According to the research – published last week – machines with artificial intelligence can identify patterns and make interpretations from pictures and sounds, but the processing was comparatively slower than humans. This was mainly because AI systems needed thousands of examples to learn new things, whereas humans required only a few examples.
The new software designed by the researchers allows the AI system to identify handwritten alphabets as quickly as humans can do. Brenden Lake, the study's lead author at New York University, said: "Compared to our best machine learning algorithms, people can learn a new concept from less data and generalize in richer and more powerful ways. We were able to capture these human learning abilities for a large class of simple visual concepts - handwritten characters from the world's alphabets."

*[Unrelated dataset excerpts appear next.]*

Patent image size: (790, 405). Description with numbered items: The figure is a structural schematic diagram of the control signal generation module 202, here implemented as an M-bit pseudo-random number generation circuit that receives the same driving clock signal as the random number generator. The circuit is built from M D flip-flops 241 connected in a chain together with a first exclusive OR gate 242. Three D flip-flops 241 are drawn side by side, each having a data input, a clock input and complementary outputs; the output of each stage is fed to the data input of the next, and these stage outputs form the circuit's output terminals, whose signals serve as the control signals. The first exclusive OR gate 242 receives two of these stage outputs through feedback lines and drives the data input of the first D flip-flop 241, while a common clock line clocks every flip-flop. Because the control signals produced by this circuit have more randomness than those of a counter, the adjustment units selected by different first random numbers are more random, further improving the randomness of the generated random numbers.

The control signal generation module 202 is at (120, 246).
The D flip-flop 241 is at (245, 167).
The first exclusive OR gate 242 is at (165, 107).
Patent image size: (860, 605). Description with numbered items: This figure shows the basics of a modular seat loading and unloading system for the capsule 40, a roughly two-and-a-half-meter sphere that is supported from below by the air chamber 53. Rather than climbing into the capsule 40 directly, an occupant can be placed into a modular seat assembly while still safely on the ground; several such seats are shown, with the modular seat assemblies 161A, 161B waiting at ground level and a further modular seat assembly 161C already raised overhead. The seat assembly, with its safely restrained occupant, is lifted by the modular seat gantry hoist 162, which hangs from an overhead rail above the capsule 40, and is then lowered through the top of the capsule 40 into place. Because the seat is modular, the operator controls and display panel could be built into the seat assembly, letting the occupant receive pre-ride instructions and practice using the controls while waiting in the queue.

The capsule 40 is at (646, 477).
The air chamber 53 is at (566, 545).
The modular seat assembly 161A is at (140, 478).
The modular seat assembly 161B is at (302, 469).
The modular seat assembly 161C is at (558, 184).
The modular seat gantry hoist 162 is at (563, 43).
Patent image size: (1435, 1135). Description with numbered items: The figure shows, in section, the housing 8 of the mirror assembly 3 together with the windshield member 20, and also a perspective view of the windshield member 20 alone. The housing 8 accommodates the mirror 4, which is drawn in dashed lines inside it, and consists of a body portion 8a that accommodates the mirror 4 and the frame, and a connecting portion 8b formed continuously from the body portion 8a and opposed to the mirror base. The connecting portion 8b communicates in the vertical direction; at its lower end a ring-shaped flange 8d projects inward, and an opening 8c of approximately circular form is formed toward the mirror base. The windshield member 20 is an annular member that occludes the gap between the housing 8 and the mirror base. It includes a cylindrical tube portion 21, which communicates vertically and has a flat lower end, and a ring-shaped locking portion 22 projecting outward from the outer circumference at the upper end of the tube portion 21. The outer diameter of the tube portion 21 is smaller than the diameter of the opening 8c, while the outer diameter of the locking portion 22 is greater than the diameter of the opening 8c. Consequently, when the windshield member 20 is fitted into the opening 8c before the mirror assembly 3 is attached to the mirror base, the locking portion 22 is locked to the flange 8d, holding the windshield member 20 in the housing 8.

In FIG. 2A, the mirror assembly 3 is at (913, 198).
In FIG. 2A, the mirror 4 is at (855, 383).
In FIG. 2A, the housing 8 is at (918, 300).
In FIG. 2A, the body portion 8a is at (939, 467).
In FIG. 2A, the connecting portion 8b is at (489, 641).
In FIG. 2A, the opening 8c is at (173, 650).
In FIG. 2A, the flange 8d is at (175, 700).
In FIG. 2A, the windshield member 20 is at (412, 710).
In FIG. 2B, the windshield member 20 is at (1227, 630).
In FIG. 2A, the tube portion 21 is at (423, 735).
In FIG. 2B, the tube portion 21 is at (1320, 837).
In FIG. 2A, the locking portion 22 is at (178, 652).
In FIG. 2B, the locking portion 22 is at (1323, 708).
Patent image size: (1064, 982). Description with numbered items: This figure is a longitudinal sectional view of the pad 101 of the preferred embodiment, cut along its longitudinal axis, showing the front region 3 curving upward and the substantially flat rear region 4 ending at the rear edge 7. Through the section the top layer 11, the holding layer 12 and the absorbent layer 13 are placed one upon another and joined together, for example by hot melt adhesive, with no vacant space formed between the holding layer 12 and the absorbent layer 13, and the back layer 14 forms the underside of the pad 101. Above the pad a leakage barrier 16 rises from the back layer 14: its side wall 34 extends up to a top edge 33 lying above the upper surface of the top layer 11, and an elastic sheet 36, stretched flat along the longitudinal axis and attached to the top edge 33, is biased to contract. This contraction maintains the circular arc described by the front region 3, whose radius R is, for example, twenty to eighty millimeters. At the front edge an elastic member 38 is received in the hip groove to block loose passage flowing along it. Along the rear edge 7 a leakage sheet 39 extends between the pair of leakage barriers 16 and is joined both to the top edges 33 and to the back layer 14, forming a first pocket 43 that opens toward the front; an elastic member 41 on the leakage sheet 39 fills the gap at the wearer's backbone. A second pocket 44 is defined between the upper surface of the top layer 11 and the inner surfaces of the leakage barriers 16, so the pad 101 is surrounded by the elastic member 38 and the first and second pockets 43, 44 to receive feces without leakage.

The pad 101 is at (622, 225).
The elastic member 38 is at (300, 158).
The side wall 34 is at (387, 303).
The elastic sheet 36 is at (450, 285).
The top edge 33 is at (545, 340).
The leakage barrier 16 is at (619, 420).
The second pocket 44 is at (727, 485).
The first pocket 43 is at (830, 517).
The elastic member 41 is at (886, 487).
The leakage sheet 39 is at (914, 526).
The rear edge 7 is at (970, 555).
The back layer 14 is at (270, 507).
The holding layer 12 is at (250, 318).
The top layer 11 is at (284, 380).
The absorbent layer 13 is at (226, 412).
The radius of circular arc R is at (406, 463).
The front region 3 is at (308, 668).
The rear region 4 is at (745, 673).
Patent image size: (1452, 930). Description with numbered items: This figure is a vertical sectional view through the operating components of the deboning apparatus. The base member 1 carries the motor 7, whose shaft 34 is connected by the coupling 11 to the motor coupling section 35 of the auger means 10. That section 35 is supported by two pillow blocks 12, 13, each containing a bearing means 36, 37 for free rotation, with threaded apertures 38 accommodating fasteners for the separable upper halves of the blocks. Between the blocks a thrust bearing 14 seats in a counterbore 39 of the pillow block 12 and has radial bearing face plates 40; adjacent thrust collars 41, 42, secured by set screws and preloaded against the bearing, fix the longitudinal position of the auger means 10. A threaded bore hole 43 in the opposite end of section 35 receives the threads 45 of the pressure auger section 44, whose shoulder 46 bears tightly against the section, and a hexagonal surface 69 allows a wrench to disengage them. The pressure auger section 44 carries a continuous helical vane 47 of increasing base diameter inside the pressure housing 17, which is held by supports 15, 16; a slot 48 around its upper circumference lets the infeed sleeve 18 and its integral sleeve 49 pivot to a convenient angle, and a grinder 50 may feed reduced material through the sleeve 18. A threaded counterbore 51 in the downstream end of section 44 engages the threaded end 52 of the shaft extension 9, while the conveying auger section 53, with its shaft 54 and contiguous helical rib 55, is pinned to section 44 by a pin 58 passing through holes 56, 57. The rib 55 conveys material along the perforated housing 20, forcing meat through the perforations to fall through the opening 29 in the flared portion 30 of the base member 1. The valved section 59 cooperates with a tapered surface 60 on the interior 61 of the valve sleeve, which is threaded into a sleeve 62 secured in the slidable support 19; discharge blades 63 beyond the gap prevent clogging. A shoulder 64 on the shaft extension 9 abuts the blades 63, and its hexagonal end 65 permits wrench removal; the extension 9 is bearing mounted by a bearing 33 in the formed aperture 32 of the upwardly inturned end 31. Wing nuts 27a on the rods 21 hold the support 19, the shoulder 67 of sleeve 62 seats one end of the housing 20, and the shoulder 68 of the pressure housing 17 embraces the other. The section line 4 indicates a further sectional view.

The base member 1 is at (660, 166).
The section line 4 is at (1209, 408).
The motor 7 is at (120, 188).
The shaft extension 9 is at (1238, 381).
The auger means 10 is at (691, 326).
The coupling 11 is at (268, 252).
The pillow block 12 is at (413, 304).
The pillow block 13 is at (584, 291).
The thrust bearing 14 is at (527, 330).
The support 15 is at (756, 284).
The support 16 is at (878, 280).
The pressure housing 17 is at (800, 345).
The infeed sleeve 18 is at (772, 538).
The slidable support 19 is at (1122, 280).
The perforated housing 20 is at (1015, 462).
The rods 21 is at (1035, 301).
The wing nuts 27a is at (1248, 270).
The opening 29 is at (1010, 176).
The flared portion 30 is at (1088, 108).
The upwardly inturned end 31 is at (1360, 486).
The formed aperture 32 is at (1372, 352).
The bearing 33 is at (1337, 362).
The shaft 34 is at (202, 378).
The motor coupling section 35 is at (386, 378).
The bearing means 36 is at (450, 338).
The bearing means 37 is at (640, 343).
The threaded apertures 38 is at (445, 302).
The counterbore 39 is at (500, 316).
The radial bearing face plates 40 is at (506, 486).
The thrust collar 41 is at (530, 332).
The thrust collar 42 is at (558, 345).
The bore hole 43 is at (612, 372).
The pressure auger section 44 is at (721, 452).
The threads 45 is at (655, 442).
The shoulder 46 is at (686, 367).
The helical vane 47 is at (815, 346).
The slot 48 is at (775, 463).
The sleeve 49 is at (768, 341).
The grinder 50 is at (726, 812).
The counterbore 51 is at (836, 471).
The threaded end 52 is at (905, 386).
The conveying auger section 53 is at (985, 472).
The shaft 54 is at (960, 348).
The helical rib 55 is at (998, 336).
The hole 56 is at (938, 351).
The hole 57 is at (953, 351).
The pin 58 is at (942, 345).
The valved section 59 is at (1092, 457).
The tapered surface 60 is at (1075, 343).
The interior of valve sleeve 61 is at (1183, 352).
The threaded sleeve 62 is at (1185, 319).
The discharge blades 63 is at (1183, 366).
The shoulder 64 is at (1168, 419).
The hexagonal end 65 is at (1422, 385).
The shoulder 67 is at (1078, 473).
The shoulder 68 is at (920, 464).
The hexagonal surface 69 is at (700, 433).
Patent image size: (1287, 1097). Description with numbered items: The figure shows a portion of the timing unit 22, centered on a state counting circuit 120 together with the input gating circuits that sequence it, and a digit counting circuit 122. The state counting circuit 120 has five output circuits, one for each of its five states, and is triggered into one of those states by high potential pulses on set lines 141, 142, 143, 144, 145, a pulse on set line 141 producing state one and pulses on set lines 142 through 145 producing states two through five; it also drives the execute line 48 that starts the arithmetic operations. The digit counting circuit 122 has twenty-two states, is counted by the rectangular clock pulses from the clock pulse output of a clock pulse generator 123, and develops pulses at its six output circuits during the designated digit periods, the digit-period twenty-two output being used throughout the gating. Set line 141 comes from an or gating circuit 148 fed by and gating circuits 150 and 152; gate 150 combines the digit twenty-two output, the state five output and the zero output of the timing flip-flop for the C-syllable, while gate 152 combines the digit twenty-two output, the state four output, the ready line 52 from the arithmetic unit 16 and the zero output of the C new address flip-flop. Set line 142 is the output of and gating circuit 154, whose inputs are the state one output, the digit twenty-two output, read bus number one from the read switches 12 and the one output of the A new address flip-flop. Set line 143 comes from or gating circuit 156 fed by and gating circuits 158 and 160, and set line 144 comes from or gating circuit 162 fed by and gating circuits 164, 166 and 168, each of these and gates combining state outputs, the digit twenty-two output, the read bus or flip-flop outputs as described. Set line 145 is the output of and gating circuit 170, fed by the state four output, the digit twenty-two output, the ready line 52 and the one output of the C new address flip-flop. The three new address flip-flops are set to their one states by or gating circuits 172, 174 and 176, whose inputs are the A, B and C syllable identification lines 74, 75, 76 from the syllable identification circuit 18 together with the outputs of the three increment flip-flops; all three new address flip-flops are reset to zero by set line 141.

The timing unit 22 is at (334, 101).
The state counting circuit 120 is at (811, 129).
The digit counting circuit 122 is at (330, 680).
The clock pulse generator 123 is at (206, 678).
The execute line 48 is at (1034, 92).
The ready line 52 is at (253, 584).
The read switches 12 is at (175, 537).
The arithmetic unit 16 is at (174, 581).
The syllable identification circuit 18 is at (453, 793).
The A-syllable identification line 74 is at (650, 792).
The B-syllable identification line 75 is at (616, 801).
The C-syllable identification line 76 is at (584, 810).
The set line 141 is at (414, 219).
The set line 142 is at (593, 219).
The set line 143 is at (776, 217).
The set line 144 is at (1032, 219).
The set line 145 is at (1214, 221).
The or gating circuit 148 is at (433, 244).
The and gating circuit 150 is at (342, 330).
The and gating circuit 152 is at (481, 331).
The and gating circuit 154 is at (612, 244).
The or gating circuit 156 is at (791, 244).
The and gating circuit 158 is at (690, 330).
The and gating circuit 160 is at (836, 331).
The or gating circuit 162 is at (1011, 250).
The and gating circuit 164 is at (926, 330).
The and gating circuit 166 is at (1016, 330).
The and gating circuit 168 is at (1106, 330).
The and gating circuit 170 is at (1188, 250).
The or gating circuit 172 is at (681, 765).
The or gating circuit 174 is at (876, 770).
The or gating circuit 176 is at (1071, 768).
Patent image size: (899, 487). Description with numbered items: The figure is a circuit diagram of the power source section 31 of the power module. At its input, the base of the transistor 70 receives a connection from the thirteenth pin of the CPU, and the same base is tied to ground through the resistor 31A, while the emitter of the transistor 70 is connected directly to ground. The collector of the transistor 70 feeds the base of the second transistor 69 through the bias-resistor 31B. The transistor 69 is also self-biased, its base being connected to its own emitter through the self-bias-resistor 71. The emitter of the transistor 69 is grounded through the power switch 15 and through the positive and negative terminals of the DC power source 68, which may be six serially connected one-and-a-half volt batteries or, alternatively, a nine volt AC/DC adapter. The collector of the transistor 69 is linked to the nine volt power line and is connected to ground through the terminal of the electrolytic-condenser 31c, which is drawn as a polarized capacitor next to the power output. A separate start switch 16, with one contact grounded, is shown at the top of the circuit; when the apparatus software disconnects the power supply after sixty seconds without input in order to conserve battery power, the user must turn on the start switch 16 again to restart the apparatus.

The scientists also outlined that the new computational model was unlike previous algorithms of machine learning. Deep learning technology is one such concept, which is commonly used in the field of AI. Deep learning uses a collection of pixels to assist AI systems in identifying images.
The new model goes one step further by allowing systems to recognise structural patterns of pictures rather than just focusing on pixels. The team developed the software in such a way that a unique program was generated for every alphabetical character. Therefore, the system learnt to pattern every character with a corresponding program, which created a baseline for future references.
The study has been heralded as being vital to future advancements in the field of artificial intelligence. The More-Sloan Data Science Environment at the New York University, the Office of Naval Research, The National Science Foundation and the Army Research Office have all supported the research.